I feel fortunate to have had such a strong team of people to do this work (including many whom I did not mention by name above), and I believe we have made a contribution to modern causality research and especially its links to machine learning: both by using learning methods to develop datadriven causal methods, and by using inspiration from causality to better understand machine learning and develop new learning methods. In that respect, representation learning and disentanglement are intriguing fields. I recall a number of discussions with Yoshua Bengio when I was a member of the review panel and advisory board of the CIFAR program. He was driven by the goal to disentangle the underlying factors of variation in data using deep learning, and I was arguing that this is a causal question. Our opinions have since then converged, and research has started to appear that combines both fields (1901.10912; RIMs; 1811.12359; Suter.1811.00007; 1711.08936).

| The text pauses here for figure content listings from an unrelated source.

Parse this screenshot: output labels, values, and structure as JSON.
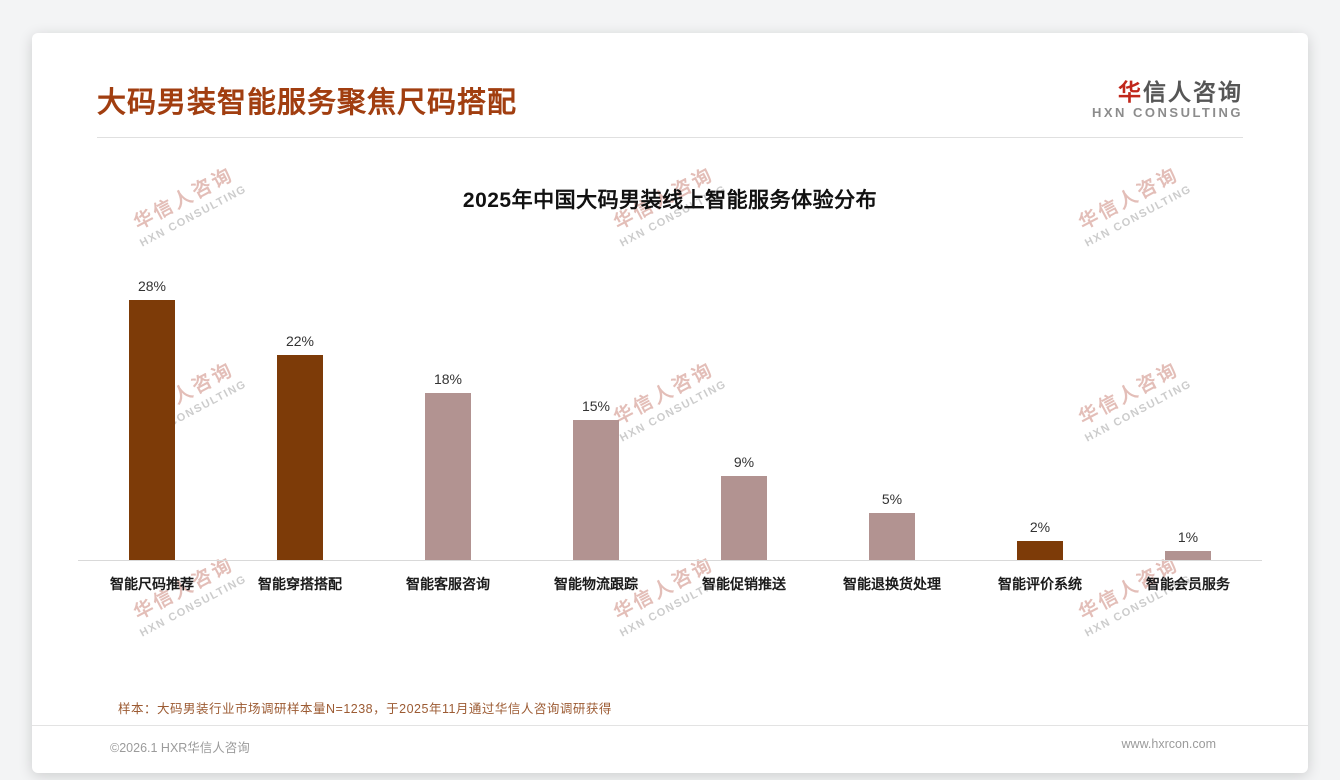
{
  "header": {
    "title": "大码男装智能服务聚焦尺码搭配",
    "logo": {
      "cn_first": "华",
      "cn_rest": "信人咨询",
      "en": "HXN CONSULTING"
    }
  },
  "watermark": {
    "cn": "华信人咨询",
    "en": "HXN CONSULTING"
  },
  "chart_data": {
    "type": "bar",
    "title": "2025年中国大码男装线上智能服务体验分布",
    "categories": [
      "智能尺码推荐",
      "智能穿搭搭配",
      "智能客服咨询",
      "智能物流跟踪",
      "智能促销推送",
      "智能退换货处理",
      "智能评价系统",
      "智能会员服务"
    ],
    "values": [
      28,
      22,
      18,
      15,
      9,
      5,
      2,
      1
    ],
    "unit": "%",
    "bar_colors": [
      "#7d3b08",
      "#7d3b08",
      "#b29391",
      "#b29391",
      "#b29391",
      "#b29391",
      "#7d3b08",
      "#b29391"
    ],
    "ylim": [
      0,
      30
    ],
    "grid": false,
    "legend": false,
    "xlabel": "",
    "ylabel": ""
  },
  "note": {
    "text": "样本：大码男装行业市场调研样本量N=1238，于2025年11月通过华信人咨询调研获得"
  },
  "footer": {
    "left": "©2026.1 HXR华信人咨询",
    "right": "www.hxrcon.com"
  },
  "colors": {
    "page_title": "#a13e10",
    "dark_bar": "#7d3b08",
    "light_bar": "#b29391",
    "note_text": "#9c5b33",
    "logo_red": "#c1271b",
    "watermark_cn": "#c97f73",
    "watermark_en": "#9a9a9a"
  }
}
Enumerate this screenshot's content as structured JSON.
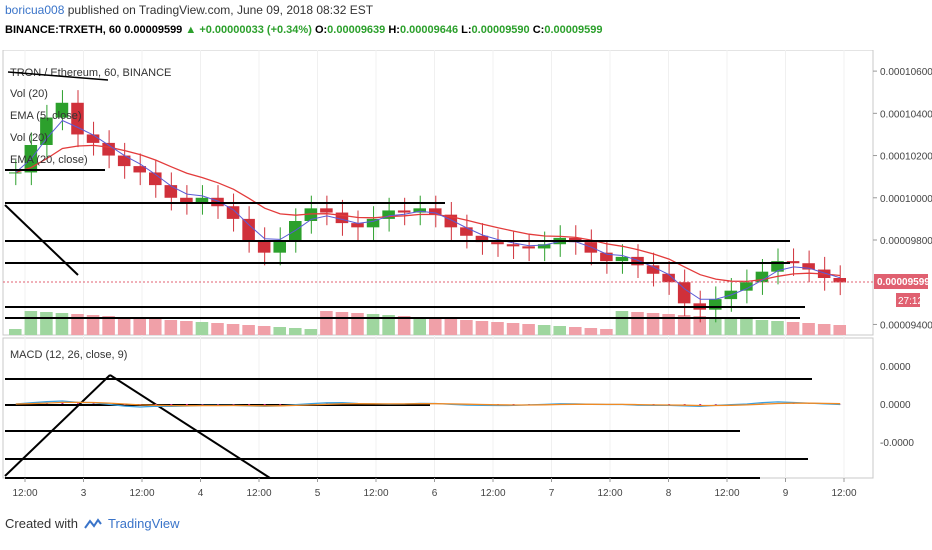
{
  "header": {
    "author": "boricua008",
    "published": "published on TradingView.com, June 09, 2018 08:32 EST",
    "symbol": "BINANCE:TRXETH, 60",
    "last": "0.00009599",
    "change": "+0.00000033 (+0.34%)",
    "o_label": "O:",
    "o": "0.00009639",
    "h_label": "H:",
    "h": "0.00009646",
    "l_label": "L:",
    "l": "0.00009590",
    "c_label": "C:",
    "c": "0.00009599"
  },
  "legend": {
    "title": "TRON / Ethereum, 60, BINANCE",
    "items": [
      "Vol (20)",
      "EMA (5, close)",
      "Vol (20)",
      "EMA (20, close)"
    ]
  },
  "macd_label": "MACD (12, 26, close, 9)",
  "footer": {
    "created_with": "Created with",
    "brand": "TradingView"
  },
  "colors": {
    "up": "#2ca02c",
    "down": "#d0303a",
    "ema_fast": "#5b5bd6",
    "ema_slow": "#e33b3b",
    "macd": "#3aa0e0",
    "signal": "#f08a24",
    "hist": "#c0208a",
    "badge": "#e06070"
  },
  "chart_data": {
    "type": "line",
    "price_axis": {
      "ticks": [
        "0.00010600",
        "0.00010400",
        "0.00010200",
        "0.00010000",
        "0.00009800",
        "0.00009400"
      ],
      "ylim": [
        9.35e-05,
        0.000107
      ]
    },
    "current_price_label": "0.00009599",
    "countdown_label": "27:12",
    "macd_axis": {
      "ticks": [
        "0.0000",
        "0.0000",
        "-0.0000"
      ]
    },
    "x_ticks": [
      "12:00",
      "3",
      "12:00",
      "4",
      "12:00",
      "5",
      "12:00",
      "6",
      "12:00",
      "7",
      "12:00",
      "8",
      "12:00",
      "9",
      "12:00"
    ],
    "price_series": [
      {
        "name": "close",
        "values": [
          0.0001012,
          0.0001025,
          0.0001038,
          0.0001045,
          0.000103,
          0.0001026,
          0.000102,
          0.0001015,
          0.0001012,
          0.0001006,
          0.0001,
          9.98e-05,
          0.0001,
          9.96e-05,
          9.9e-05,
          9.8e-05,
          9.74e-05,
          9.8e-05,
          9.89e-05,
          9.95e-05,
          9.93e-05,
          9.88e-05,
          9.86e-05,
          9.9e-05,
          9.94e-05,
          9.93e-05,
          9.95e-05,
          9.92e-05,
          9.86e-05,
          9.82e-05,
          9.79e-05,
          9.78e-05,
          9.77e-05,
          9.76e-05,
          9.78e-05,
          9.81e-05,
          9.79e-05,
          9.74e-05,
          9.7e-05,
          9.72e-05,
          9.68e-05,
          9.64e-05,
          9.6e-05,
          9.5e-05,
          9.47e-05,
          9.52e-05,
          9.56e-05,
          9.6e-05,
          9.65e-05,
          9.7e-05,
          9.69e-05,
          9.66e-05,
          9.62e-05,
          9.599e-05
        ]
      }
    ]
  }
}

All this is still in its infancy, and the above account is personal and thus biased — I apologize for any omissions. With the current hype around machine learning, there is much to say in favor of some humility towards what machine learning can do, and thus towards the current state of AI — the hard problems have not been solved yet, making basic research in this field all the more exciting.
Acknowledgments
Many thanks to all past and present members of the Tübingen causality team, without whose work and insights this article would not exist, in particular to Dominik Janzing and Chaochao Lu who read a version of the manuscript. The above writeup has also benefitted from discussions with Elias Bareinboim, Yoshua Bengio, Christoph Bohle, Leon Bottou, Anirudh Goyal, Isabelle Guyon, Judea Pearl, and Vladimir Vapnik.